The founder of Wellbeing Foundation Africa explained that 1.5 million children die unnecessarily each year from vaccine-preventable illness, adding that in Sub-Saharan Africa which suffers the lowest rate of immunisation worldwide, only 42 percent of people are vaccinated against measles.

“In Nigeria, the country of my birth, just 10 percent of children receive the required three doses of the dangerous haemophilus influenza type b vaccine. In Nigeria, the immunisation rates for three doses of the DTP vaccine, three doses of the Hib vaccine, and the measles vaccine are at 66 percent, 66 percent and 51 percent, respectively. This is appalling for a country of over 31 million children under the age of 5 years, combined with a birth rate of at least seven million per year.”

She spoke against the misconception about vaccinations which some people argue that they are dangerous and ineffective, “with some pseudo-science even hypothesising the link between vaccinations and autism. We must inform citizens and local communities that vaccinations and immunization will not lead to autism and their children are safer and healthier by being vaccinated.”

She also called on policy makers to make and reflect a greater social obligation to vaccinate promptly, easily, and properly, and enforce this amongst all people.
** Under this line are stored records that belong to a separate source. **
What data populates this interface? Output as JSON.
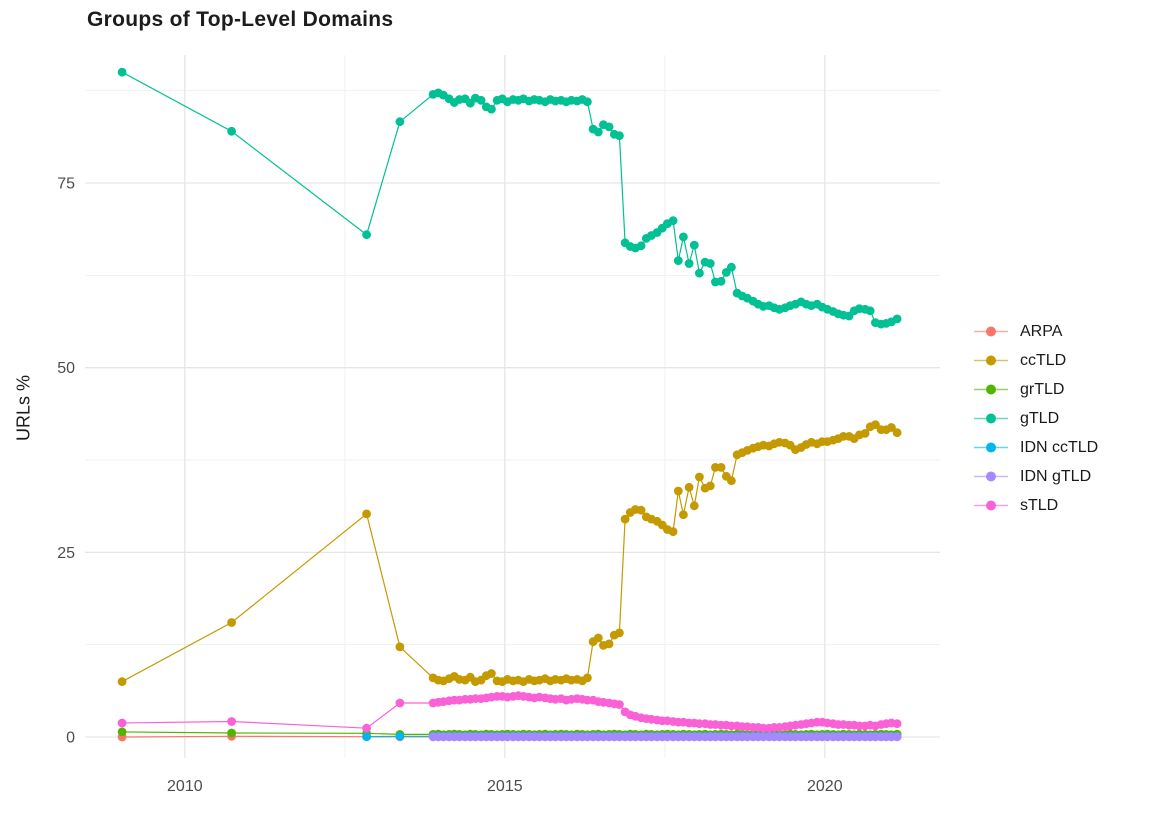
{
  "chart_data": {
    "type": "line",
    "title": "Groups of Top-Level Domains",
    "xlabel": "",
    "ylabel": "URLs %",
    "x_ticks": [
      2010,
      2015,
      2020
    ],
    "y_ticks": [
      0,
      25,
      50,
      75
    ],
    "x_minor": [
      2012.5,
      2017.5
    ],
    "y_minor": [
      12.5,
      37.5,
      62.5,
      87.5
    ],
    "xlim": [
      2008.44,
      2021.8
    ],
    "ylim": [
      -2.84,
      92.33
    ],
    "grid": "major+minor",
    "legend_position": "right",
    "background": "#FFFFFF",
    "grid_major_color": "#E6E6E6",
    "grid_minor_color": "#F1F1F1",
    "x_dense": [
      2013.88,
      2013.96,
      2014.04,
      2014.13,
      2014.21,
      2014.29,
      2014.38,
      2014.46,
      2014.54,
      2014.63,
      2014.71,
      2014.79,
      2014.88,
      2014.96,
      2015.04,
      2015.13,
      2015.21,
      2015.29,
      2015.38,
      2015.46,
      2015.54,
      2015.63,
      2015.71,
      2015.79,
      2015.88,
      2015.96,
      2016.04,
      2016.13,
      2016.21,
      2016.29,
      2016.38,
      2016.46,
      2016.54,
      2016.63,
      2016.71,
      2016.79,
      2016.88,
      2016.96,
      2017.04,
      2017.13,
      2017.21,
      2017.29,
      2017.38,
      2017.46,
      2017.54,
      2017.63,
      2017.71,
      2017.79,
      2017.88,
      2017.96,
      2018.04,
      2018.13,
      2018.21,
      2018.29,
      2018.38,
      2018.46,
      2018.54,
      2018.63,
      2018.71,
      2018.79,
      2018.88,
      2018.96,
      2019.04,
      2019.13,
      2019.21,
      2019.29,
      2019.38,
      2019.46,
      2019.54,
      2019.63,
      2019.71,
      2019.79,
      2019.88,
      2019.96,
      2020.04,
      2020.13,
      2020.21,
      2020.29,
      2020.38,
      2020.46,
      2020.54,
      2020.63,
      2020.71,
      2020.79,
      2020.88,
      2020.96,
      2021.04,
      2021.13
    ],
    "series": [
      {
        "name": "ARPA",
        "color": "#F8766D",
        "x_sparse": [
          2009.02,
          2010.73,
          2012.84,
          2013.36
        ],
        "y_sparse": [
          0.0,
          0.1,
          0.05,
          0.03
        ],
        "y_dense": {
          "const": 0.03,
          "n": 88
        }
      },
      {
        "name": "ccTLD",
        "color": "#C49A00",
        "x_sparse": [
          2009.02,
          2010.73,
          2012.84,
          2013.36
        ],
        "y_sparse": [
          7.5,
          15.5,
          30.2,
          12.2
        ],
        "y_dense": [
          8.0,
          7.7,
          7.6,
          7.9,
          8.2,
          7.8,
          7.7,
          8.1,
          7.5,
          7.7,
          8.3,
          8.6,
          7.6,
          7.5,
          7.8,
          7.6,
          7.7,
          7.5,
          7.8,
          7.6,
          7.7,
          7.9,
          7.6,
          7.8,
          7.7,
          7.9,
          7.7,
          7.8,
          7.6,
          8.0,
          12.9,
          13.4,
          12.4,
          12.6,
          13.8,
          14.1,
          29.5,
          30.4,
          30.8,
          30.7,
          29.8,
          29.5,
          29.2,
          28.7,
          28.1,
          27.8,
          33.3,
          30.1,
          33.8,
          31.3,
          35.2,
          33.7,
          34.0,
          36.5,
          36.5,
          35.3,
          34.7,
          38.2,
          38.5,
          38.8,
          39.1,
          39.3,
          39.5,
          39.4,
          39.7,
          39.9,
          39.8,
          39.5,
          38.9,
          39.2,
          39.6,
          39.9,
          39.7,
          40.0,
          40.0,
          40.2,
          40.4,
          40.7,
          40.7,
          40.4,
          40.9,
          41.1,
          42.0,
          42.3,
          41.6,
          41.6,
          41.9,
          41.2
        ]
      },
      {
        "name": "grTLD",
        "color": "#53B400",
        "x_sparse": [
          2009.02,
          2010.73,
          2012.84,
          2013.36
        ],
        "y_sparse": [
          0.7,
          0.55,
          0.5,
          0.35
        ],
        "y_dense": [
          0.35,
          0.4,
          0.3,
          0.35,
          0.4,
          0.35,
          0.3,
          0.4,
          0.35,
          0.3,
          0.4,
          0.35,
          0.3,
          0.35,
          0.4,
          0.35,
          0.3,
          0.4,
          0.35,
          0.3,
          0.35,
          0.4,
          0.3,
          0.35,
          0.4,
          0.35,
          0.3,
          0.4,
          0.35,
          0.3,
          0.35,
          0.4,
          0.3,
          0.35,
          0.4,
          0.35,
          0.3,
          0.4,
          0.35,
          0.3,
          0.4,
          0.35,
          0.3,
          0.35,
          0.4,
          0.35,
          0.3,
          0.4,
          0.35,
          0.3,
          0.35,
          0.4,
          0.3,
          0.35,
          0.4,
          0.35,
          0.3,
          0.4,
          0.35,
          0.3,
          0.4,
          0.35,
          0.3,
          0.35,
          0.4,
          0.35,
          0.3,
          0.4,
          0.35,
          0.3,
          0.35,
          0.4,
          0.3,
          0.35,
          0.4,
          0.35,
          0.3,
          0.4,
          0.35,
          0.3,
          0.4,
          0.35,
          0.3,
          0.35,
          0.4,
          0.35,
          0.3,
          0.4
        ]
      },
      {
        "name": "gTLD",
        "color": "#00C094",
        "x_sparse": [
          2009.02,
          2010.73,
          2012.84,
          2013.36
        ],
        "y_sparse": [
          90.0,
          82.0,
          68.0,
          83.3
        ],
        "y_dense": [
          87.0,
          87.2,
          86.9,
          86.4,
          85.9,
          86.3,
          86.4,
          85.8,
          86.5,
          86.2,
          85.3,
          85.0,
          86.2,
          86.4,
          86.0,
          86.3,
          86.2,
          86.4,
          86.1,
          86.3,
          86.2,
          86.0,
          86.3,
          86.1,
          86.2,
          86.0,
          86.2,
          86.1,
          86.3,
          86.0,
          82.3,
          81.9,
          82.9,
          82.6,
          81.6,
          81.4,
          66.9,
          66.4,
          66.2,
          66.5,
          67.5,
          67.9,
          68.3,
          68.9,
          69.5,
          69.9,
          64.5,
          67.7,
          64.1,
          66.6,
          62.8,
          64.3,
          64.1,
          61.6,
          61.7,
          62.9,
          63.6,
          60.1,
          59.7,
          59.4,
          59.0,
          58.6,
          58.3,
          58.4,
          58.1,
          57.9,
          58.1,
          58.4,
          58.6,
          58.9,
          58.6,
          58.4,
          58.6,
          58.2,
          57.9,
          57.6,
          57.3,
          57.1,
          57.0,
          57.7,
          58.0,
          57.9,
          57.7,
          56.1,
          55.9,
          56.0,
          56.2,
          56.6
        ]
      },
      {
        "name": "IDN ccTLD",
        "color": "#00B6EB",
        "x_sparse": [
          2012.84,
          2013.36
        ],
        "y_sparse": [
          0.05,
          0.1
        ],
        "y_dense": {
          "const": 0.1,
          "n": 88
        }
      },
      {
        "name": "IDN gTLD",
        "color": "#A58AFF",
        "x_sparse": [],
        "y_sparse": [],
        "y_dense": {
          "const": 0.05,
          "n": 88
        }
      },
      {
        "name": "sTLD",
        "color": "#FB61D7",
        "x_sparse": [
          2009.02,
          2010.73,
          2012.84,
          2013.36
        ],
        "y_sparse": [
          1.9,
          2.1,
          1.2,
          4.6
        ],
        "y_dense": [
          4.6,
          4.7,
          4.8,
          4.9,
          5.0,
          5.0,
          5.1,
          5.1,
          5.2,
          5.2,
          5.3,
          5.4,
          5.5,
          5.5,
          5.4,
          5.5,
          5.6,
          5.5,
          5.4,
          5.3,
          5.4,
          5.3,
          5.2,
          5.1,
          5.2,
          5.0,
          5.1,
          5.2,
          5.1,
          5.0,
          5.0,
          4.8,
          4.7,
          4.6,
          4.5,
          4.4,
          3.4,
          3.0,
          2.8,
          2.6,
          2.5,
          2.4,
          2.3,
          2.2,
          2.2,
          2.1,
          2.0,
          2.0,
          1.9,
          1.9,
          1.8,
          1.8,
          1.7,
          1.7,
          1.6,
          1.6,
          1.5,
          1.5,
          1.4,
          1.4,
          1.3,
          1.3,
          1.2,
          1.2,
          1.3,
          1.3,
          1.4,
          1.5,
          1.6,
          1.7,
          1.8,
          1.9,
          2.0,
          2.0,
          1.9,
          1.8,
          1.7,
          1.7,
          1.6,
          1.6,
          1.5,
          1.5,
          1.6,
          1.5,
          1.7,
          1.8,
          1.9,
          1.8
        ]
      }
    ]
  }
}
She said governments must collaborate with NGOs, advocacy bodies, philanthropy funds, and community leaders to devise the appropriate frameworks for their people that will create sustainable vaccination trends; and that there needs to be better disease surveillance nationally and regionally and an improved disease monitoring system to catch potential outbreaks early.

Information made available at the event stated the bracelets demonstrated success in a previous study done in Latin America with 91 percent of low-income mothers stating that seeing the bracelet on their child’s wrists during the child’s first year of life helped remind parents of the vaccination dates. 90 percent of parents, the statement furthered, would continue using them in the future, while 87 percent said they would recommend the bracelets to other parents to use.

“This follow-up project in Nigeria, which will receive a majority of the funds, aims to understand whether children who wear the bracelets receive all required vaccines on-time compared to children who do not wear the bracelets. If successful, the project will look to scale up within Nigeria over the next few years to help vaccinate all children on time and save more lives.

“The award is a major initiative of GSK and Save the Children’s five-year partnership, combining the resources, voice and expertise of the two organisations to help save one million children’s lives. The purpose of the award is to identify innovations that are making a tangible difference to children’s health, and enable organisations to share and replicate their approach.”

Alma Sana Nigeria is a consortium of partners dedicated to helping save children’s lives through timely immunisation.

In May 2013, GSK and Save the Children formed a partnership to help save the lives of one million children. Since then, the organisations have been working together closely on initiatives that include developing child-friendly medicines, increasing access to medicines and vaccines and training health workers.